MCSR Parallel-O-Gram

E-Newsletter/Blog of the Mississippi Center for Supercomputing Research

Sequoia Update

Posted on: August 29th, 2013 by Brian Hopkins

Sequoia was scheduled for a major maintenance cycle last week. We intended to take the machine down first thing Monday, 19 Aug 13, and perform some hardware repairs and a major cluster-wide OS upgrade.

On Sunday, 18 Aug 13, the disk array holding the /ptmp space on sequoia (as well as the /hpc_ptmp space on hpcwoods) failed. We spent much of the week of 8/19 attempting to revive it. In the end, we had to replace fourteen drives simultaneously and completely rebuild the filesystem.  That meant re-formatting and re-partitioning the array, then restoring all user files from our tape backup system.

At this time, the backup from tape is not complete for some users.  However, we believe it is past time to reopen the system for use.  If you log in to sequoia over the next few days and find files missing from your /ptmp area, please do not panic.  Your files are safe and sound on our tape, and we will get them restored in due course.  If there are files you urgently need that have not been restored yet, please feel free to email or call us and we will move those files to the head of the line.
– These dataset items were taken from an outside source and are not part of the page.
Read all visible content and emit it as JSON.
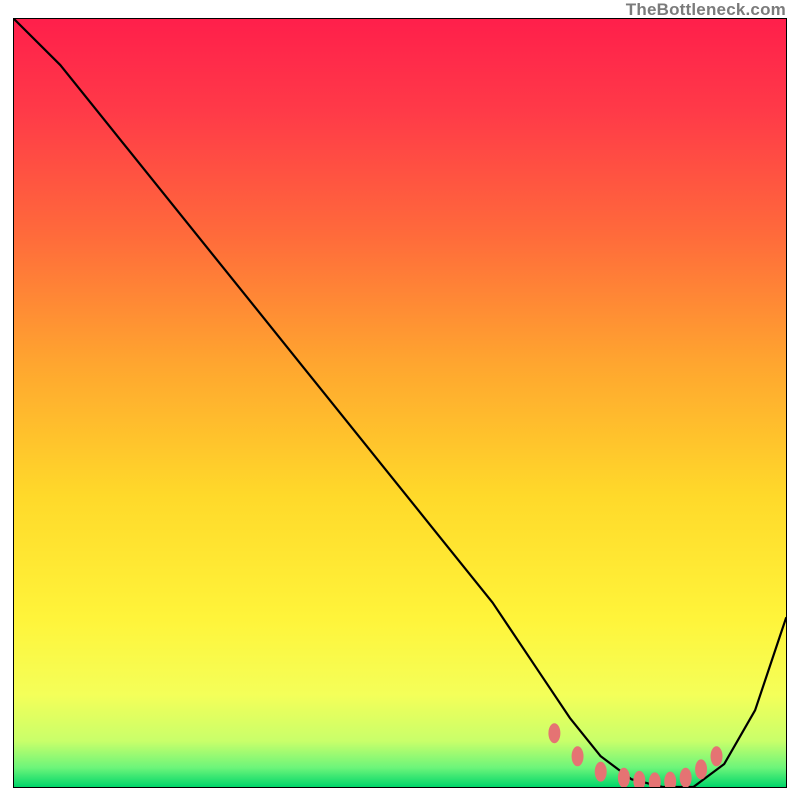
{
  "watermark": "TheBottleneck.com",
  "gradient": {
    "stops": [
      {
        "offset": 0.0,
        "color": "#ff1f4b"
      },
      {
        "offset": 0.12,
        "color": "#ff3a48"
      },
      {
        "offset": 0.28,
        "color": "#ff6a3b"
      },
      {
        "offset": 0.45,
        "color": "#ffa62f"
      },
      {
        "offset": 0.62,
        "color": "#ffd92a"
      },
      {
        "offset": 0.78,
        "color": "#fff43a"
      },
      {
        "offset": 0.88,
        "color": "#f4ff59"
      },
      {
        "offset": 0.94,
        "color": "#c9ff6a"
      },
      {
        "offset": 0.975,
        "color": "#6cf57a"
      },
      {
        "offset": 1.0,
        "color": "#00d66a"
      }
    ]
  },
  "markers": {
    "color": "#e57373",
    "rx": 6,
    "ry": 10
  },
  "chart_data": {
    "type": "line",
    "title": "",
    "xlabel": "",
    "ylabel": "",
    "xlim": [
      0,
      100
    ],
    "ylim": [
      0,
      100
    ],
    "grid": false,
    "series": [
      {
        "name": "bottleneck-curve",
        "x": [
          0,
          6,
          14,
          22,
          30,
          38,
          46,
          54,
          62,
          68,
          72,
          76,
          80,
          84,
          88,
          92,
          96,
          100
        ],
        "y": [
          100,
          94,
          84,
          74,
          64,
          54,
          44,
          34,
          24,
          15,
          9,
          4,
          1,
          0,
          0,
          3,
          10,
          22
        ]
      }
    ],
    "markers": {
      "name": "optimal-range",
      "x": [
        70,
        73,
        76,
        79,
        81,
        83,
        85,
        87,
        89,
        91
      ],
      "y": [
        7,
        4,
        2,
        1.2,
        0.8,
        0.6,
        0.7,
        1.2,
        2.3,
        4
      ]
    }
  }
}
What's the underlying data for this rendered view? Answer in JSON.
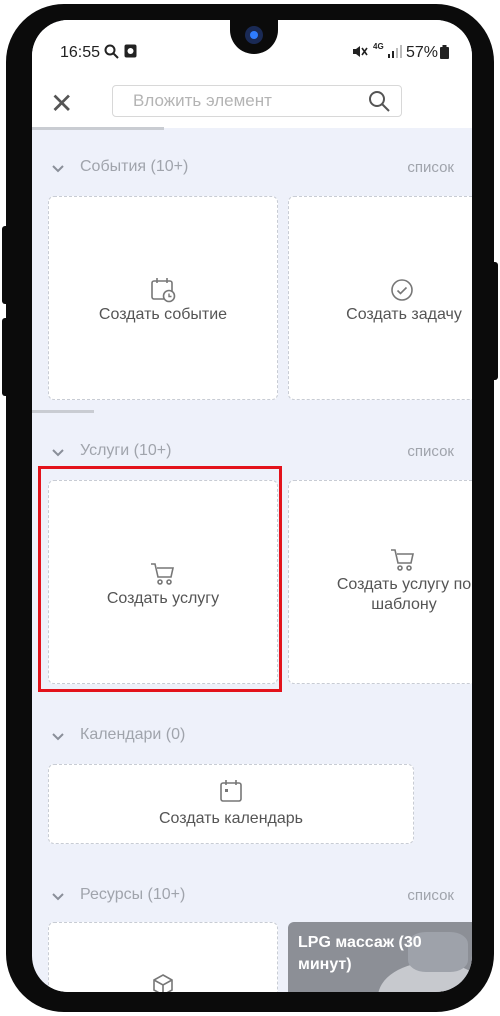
{
  "status_bar": {
    "time": "16:55",
    "signal_label": "4G",
    "battery_percent": "57%"
  },
  "top_bar": {
    "search_placeholder": "Вложить элемент"
  },
  "sections": {
    "events": {
      "title": "События (10+)",
      "list_label": "список",
      "cards": [
        "Создать событие",
        "Создать задачу"
      ]
    },
    "services": {
      "title": "Услуги (10+)",
      "list_label": "список",
      "cards": [
        "Создать услугу",
        "Создать услугу по шаблону"
      ]
    },
    "calendars": {
      "title": "Календари (0)",
      "cards": [
        "Создать календарь"
      ]
    },
    "resources": {
      "title": "Ресурсы (10+)",
      "list_label": "список",
      "photo_card_title": "LPG массаж (30 минут)"
    }
  },
  "colors": {
    "highlight": "#e3121b",
    "background": "#eef1fa"
  }
}
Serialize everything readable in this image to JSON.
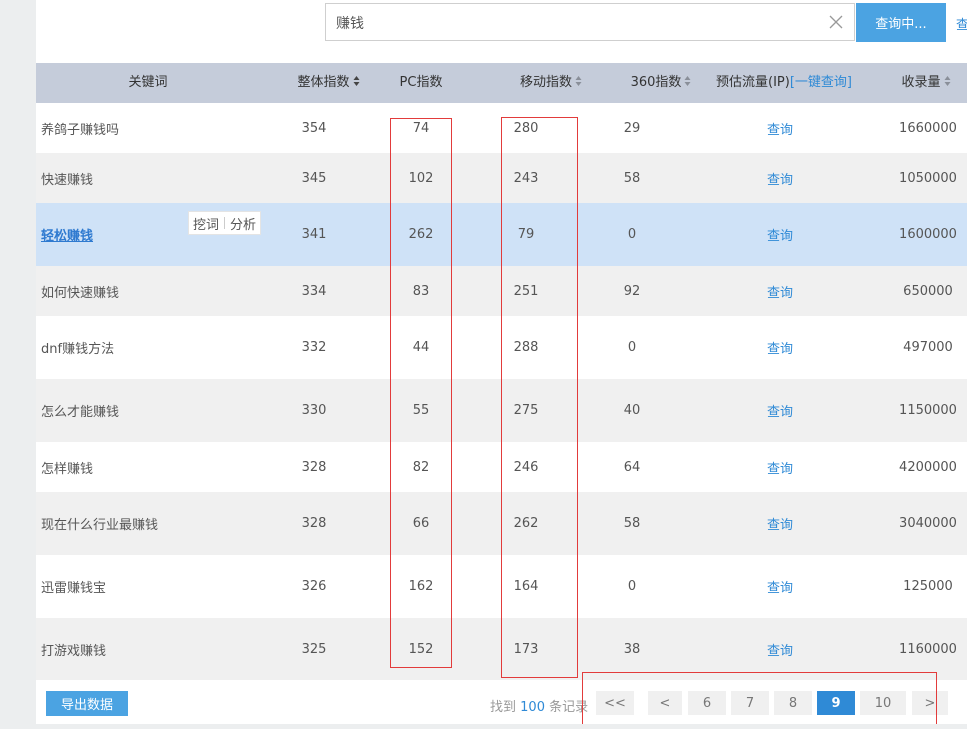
{
  "search": {
    "value": "赚钱",
    "button_label": "查询中...",
    "extra_label": "查"
  },
  "table": {
    "headers": {
      "keyword": "关键词",
      "overall_index": "整体指数",
      "pc_index": "PC指数",
      "mobile_index": "移动指数",
      "index_360": "360指数",
      "traffic": "预估流量(IP)",
      "traffic_link": "[一键查询]",
      "indexed": "收录量"
    },
    "query_label": "查询",
    "row_tools": {
      "dig": "挖词",
      "analyze": "分析"
    },
    "rows": [
      {
        "keyword": "养鸽子赚钱吗",
        "overall": "354",
        "pc": "74",
        "mobile": "280",
        "i360": "29",
        "indexed": "1660000"
      },
      {
        "keyword": "快速赚钱",
        "overall": "345",
        "pc": "102",
        "mobile": "243",
        "i360": "58",
        "indexed": "1050000"
      },
      {
        "keyword": "轻松赚钱",
        "overall": "341",
        "pc": "262",
        "mobile": "79",
        "i360": "0",
        "indexed": "1600000"
      },
      {
        "keyword": "如何快速赚钱",
        "overall": "334",
        "pc": "83",
        "mobile": "251",
        "i360": "92",
        "indexed": "650000"
      },
      {
        "keyword": "dnf赚钱方法",
        "overall": "332",
        "pc": "44",
        "mobile": "288",
        "i360": "0",
        "indexed": "497000"
      },
      {
        "keyword": "怎么才能赚钱",
        "overall": "330",
        "pc": "55",
        "mobile": "275",
        "i360": "40",
        "indexed": "1150000"
      },
      {
        "keyword": "怎样赚钱",
        "overall": "328",
        "pc": "82",
        "mobile": "246",
        "i360": "64",
        "indexed": "4200000"
      },
      {
        "keyword": "现在什么行业最赚钱",
        "overall": "328",
        "pc": "66",
        "mobile": "262",
        "i360": "58",
        "indexed": "3040000"
      },
      {
        "keyword": "迅雷赚钱宝",
        "overall": "326",
        "pc": "162",
        "mobile": "164",
        "i360": "0",
        "indexed": "125000"
      },
      {
        "keyword": "打游戏赚钱",
        "overall": "325",
        "pc": "152",
        "mobile": "173",
        "i360": "38",
        "indexed": "1160000"
      }
    ]
  },
  "footer": {
    "export_label": "导出数据",
    "records_prefix": "找到",
    "records_count": "100",
    "records_suffix": "条记录",
    "pagination": [
      "<<",
      "<",
      "6",
      "7",
      "8",
      "9",
      "10",
      ">"
    ],
    "current_page": "9"
  },
  "colors": {
    "accent": "#2f8ad6",
    "button": "#4ba3e2",
    "header_bg": "#c5ccda",
    "highlight_row": "#cfe2f7",
    "annotation_red": "#e23b3b"
  }
}
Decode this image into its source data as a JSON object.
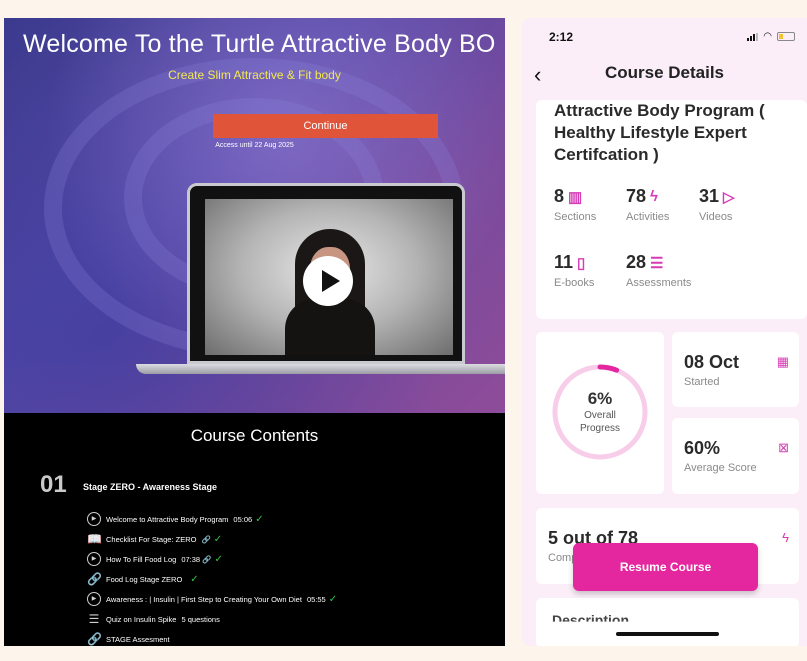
{
  "left": {
    "hero": {
      "title": "Welcome To the Turtle Attractive Body BO",
      "subtitle": "Create Slim Attractive & Fit body",
      "cta_label": "Continue",
      "access_text": "Access until 22 Aug 2025"
    },
    "contents": {
      "heading": "Course Contents",
      "section": {
        "number": "01",
        "title": "Stage ZERO - Awareness Stage"
      },
      "lessons": [
        {
          "icon": "play-circle-icon",
          "title": "Welcome to Attractive Body Program",
          "duration": "05:06",
          "check": "✓"
        },
        {
          "icon": "book-icon",
          "title": "Checklist For Stage: ZERO",
          "duration": "🔗",
          "check": "✓"
        },
        {
          "icon": "play-circle-icon",
          "title": "How To Fill Food Log",
          "duration": "07:38 🔗",
          "check": "✓"
        },
        {
          "icon": "link-icon",
          "title": "Food Log Stage ZERO",
          "duration": "",
          "check": "✓"
        },
        {
          "icon": "play-circle-icon",
          "title": "Awareness : | Insulin | First Step to Creating Your Own Diet",
          "duration": "05:55",
          "check": "✓"
        },
        {
          "icon": "quiz-icon",
          "title": "Quiz on Insulin Spike",
          "duration": "5 questions",
          "check": ""
        },
        {
          "icon": "link-icon",
          "title": "STAGE Assesment",
          "duration": "",
          "check": ""
        }
      ]
    }
  },
  "right": {
    "status_time": "2:12",
    "nav_title": "Course Details",
    "back_glyph": "‹",
    "course_title": "Attractive Body Program ( Healthy Lifestyle Expert Certifcation )",
    "stats": [
      {
        "value": "8",
        "label": "Sections",
        "icon": "columns-icon",
        "glyph": "▥"
      },
      {
        "value": "78",
        "label": "Activities",
        "icon": "lightning-icon",
        "glyph": "ϟ"
      },
      {
        "value": "31",
        "label": "Videos",
        "icon": "play-icon",
        "glyph": "▷"
      },
      {
        "value": "11",
        "label": "E-books",
        "icon": "book-icon",
        "glyph": "▯"
      },
      {
        "value": "28",
        "label": "Assessments",
        "icon": "checklist-icon",
        "glyph": "☰"
      }
    ],
    "progress": {
      "value": "6%",
      "label_line1": "Overall",
      "label_line2": "Progress",
      "fraction": 0.06
    },
    "started": {
      "value": "08 Oct",
      "label": "Started",
      "icon": "calendar-icon",
      "glyph": "▦"
    },
    "score": {
      "value": "60%",
      "label": "Average Score",
      "icon": "percent-icon",
      "glyph": "⊠"
    },
    "activities": {
      "value": "5 out of 78",
      "label": "Comp",
      "icon": "lightning-icon",
      "glyph": "ϟ"
    },
    "description_heading": "Description",
    "resume_label": "Resume Course",
    "accent_color": "#e4269f"
  }
}
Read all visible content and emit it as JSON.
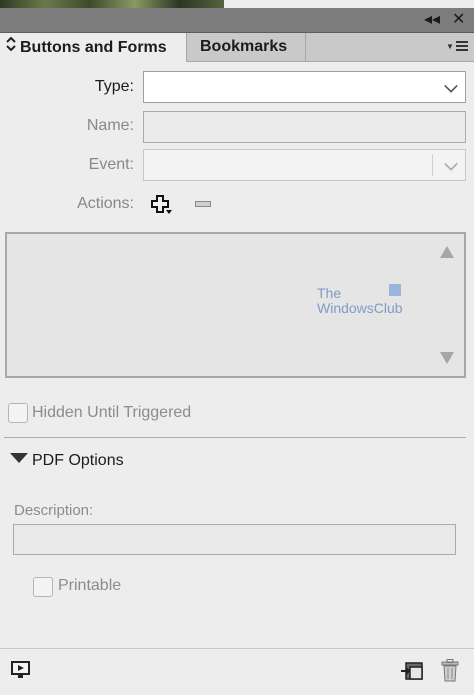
{
  "panel": {
    "collapse_icon": "double-chevron-left-icon",
    "close_icon": "close-icon",
    "collapse_glyph": "◂◂",
    "close_glyph": "✕"
  },
  "tabs": [
    {
      "label": "Buttons and Forms",
      "active": true
    },
    {
      "label": "Bookmarks",
      "active": false
    }
  ],
  "form": {
    "type_label": "Type:",
    "type_value": "",
    "name_label": "Name:",
    "name_value": "",
    "event_label": "Event:",
    "event_value": "",
    "actions_label": "Actions:"
  },
  "actions_list": {
    "items": [],
    "watermark_line1": "The",
    "watermark_line2": "WindowsClub"
  },
  "hidden_until_triggered": {
    "label": "Hidden Until Triggered",
    "checked": false
  },
  "pdf_options": {
    "title": "PDF Options",
    "description_label": "Description:",
    "description_value": "",
    "printable_label": "Printable",
    "printable_checked": false
  },
  "colors": {
    "panel_bg": "#ededed",
    "tab_bar_bg": "#c9c9c9",
    "header_bar_bg": "#7d7d7d"
  }
}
Also during the down time, we did perform the planned hardware and software maintenance on sequoia.  We have thoroughly tested the machine and all of the standard-install software works following this upgrade.  If you have software that you installed that isn’t working, please let us know and we will help you repair it.

Certain nodes of sequoia are currently down for an OS problem.  SGI is working on this problem and hopes to have it resolved today.